For some of you, this weekend is just the beginning of some well-deserved (we’re assuming) time off. Why not reward yourself with some hard-earned (again, assuming) couch time and stream some stuff that’s new to Netflix? Documentaries have a big week this week, and while not everything on this list looks must-see, you may strike gold in the most unusual places.
Not Fade Away (2012)
The late, great James Gandolfini reunites with director David Chase (“The Sopranos”) for this film about a musician rising out of 1960’s suburbia who, for various reasons, doesn’t quite get far enough. If nothing else, this movie is worth a watch for its great soundtrack.
Bo Burnham: what. (2013)
The semi-awkward, sometimes musical, north of Boston comedian has a new YouTube comedy special, which is also available on Netflix instant stream if you’d prefer a larger screen. The youngster does some musical numbers, poetry recitations, and some masturbation pantomimes.
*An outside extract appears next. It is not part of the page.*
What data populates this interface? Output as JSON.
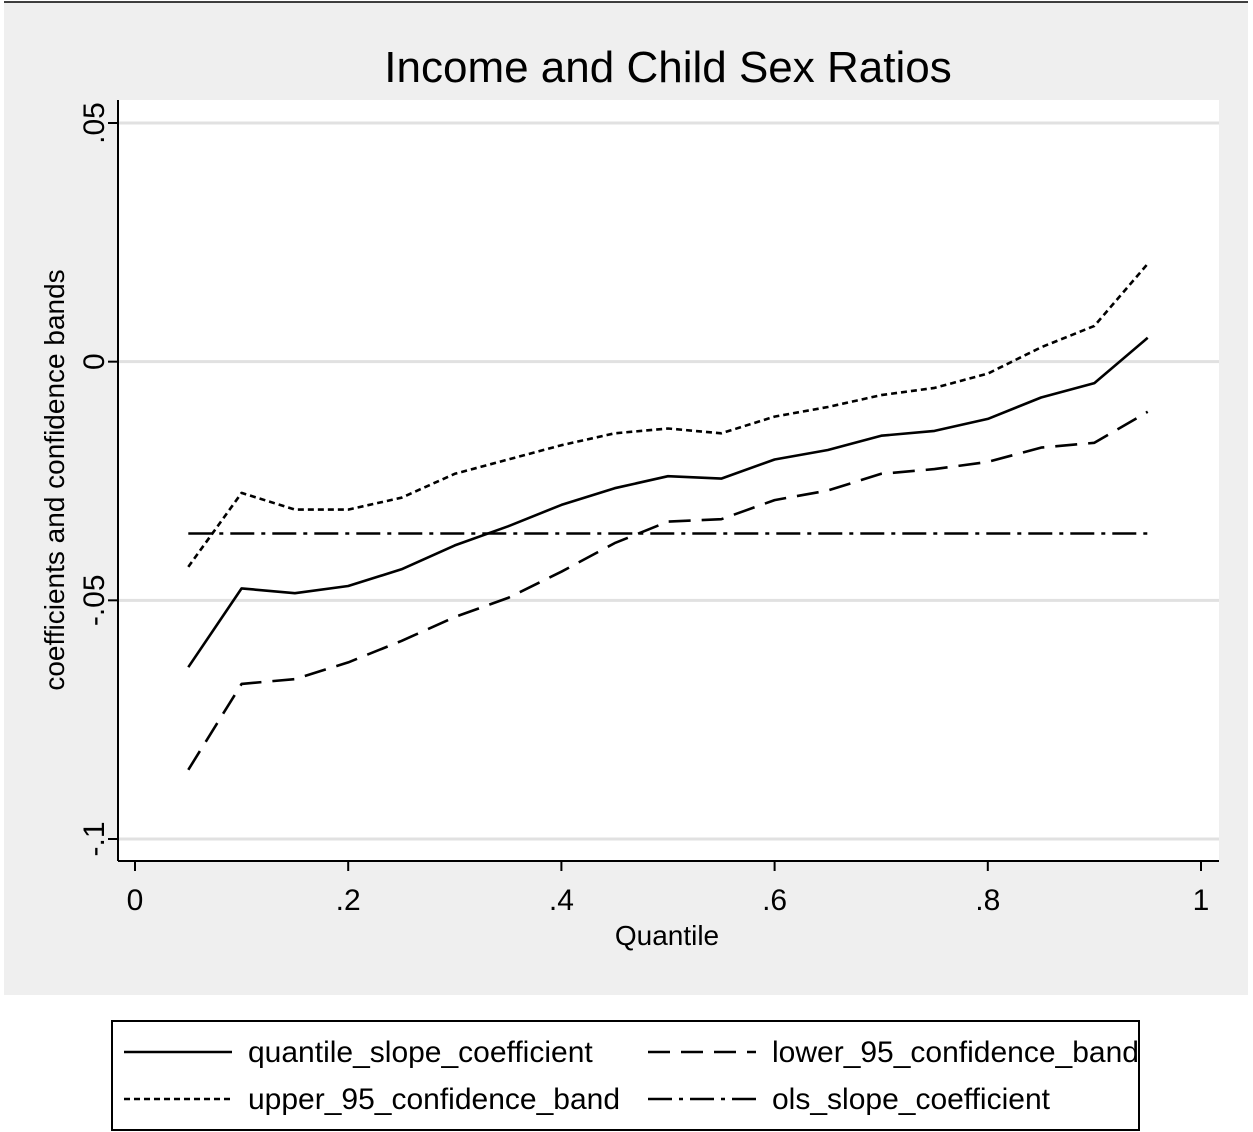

Academy Award-winner Diablo Cody directs this film with a surprisingly robust cast (Julianne Hough, Russell Brand, Octavia Spencer, Nick Offerman, and more). But this off-beat film about a Montana girl headed for Las Vegas doesn’t look nearly as enticing as “Juno” did.
Punk in Africa (2012)
A documentary following the multiracial punk movement in three African countries amid political and social revolutions.
Little Birds (2012)
This story of two small town teenagers escaping to Los Angeles received mixed reviews from critics, but could be a good pick if you’re looking for a coming-of-age type of film. If you need a movie with emotion, maybe even too much emotion, this is a decent way to spend your time.
This documentary from Academy Award winning director Freida Lee Mock highlights the story of Homeboy Industries, the largest and most successful gang intervention and rehab program in the US. G-Dog is an old white Jesuit priest who becomes an expert in gang lives and carries this surprisingly feel-good flick.
Lost and Found in Armenia (2013)
Jamie Kennedy stars as an American tourist who gets falsely accused of being a Turkish spy in a comedy that the Washington Post’s Sean O’Connell calls, “A broad, silly, dated, and insensitive mistake of a movie.” But then again, 73 percent of the audience on Rotten Tomatoes liked it.
Director Shaka King’s debut features a marijuana-induced love triangle in a dramedy that’s good for laughs, though it can be taken seriously. It’s not just for stoners, either. But if you get stoned and watch it, I’m sure that’s cool, too.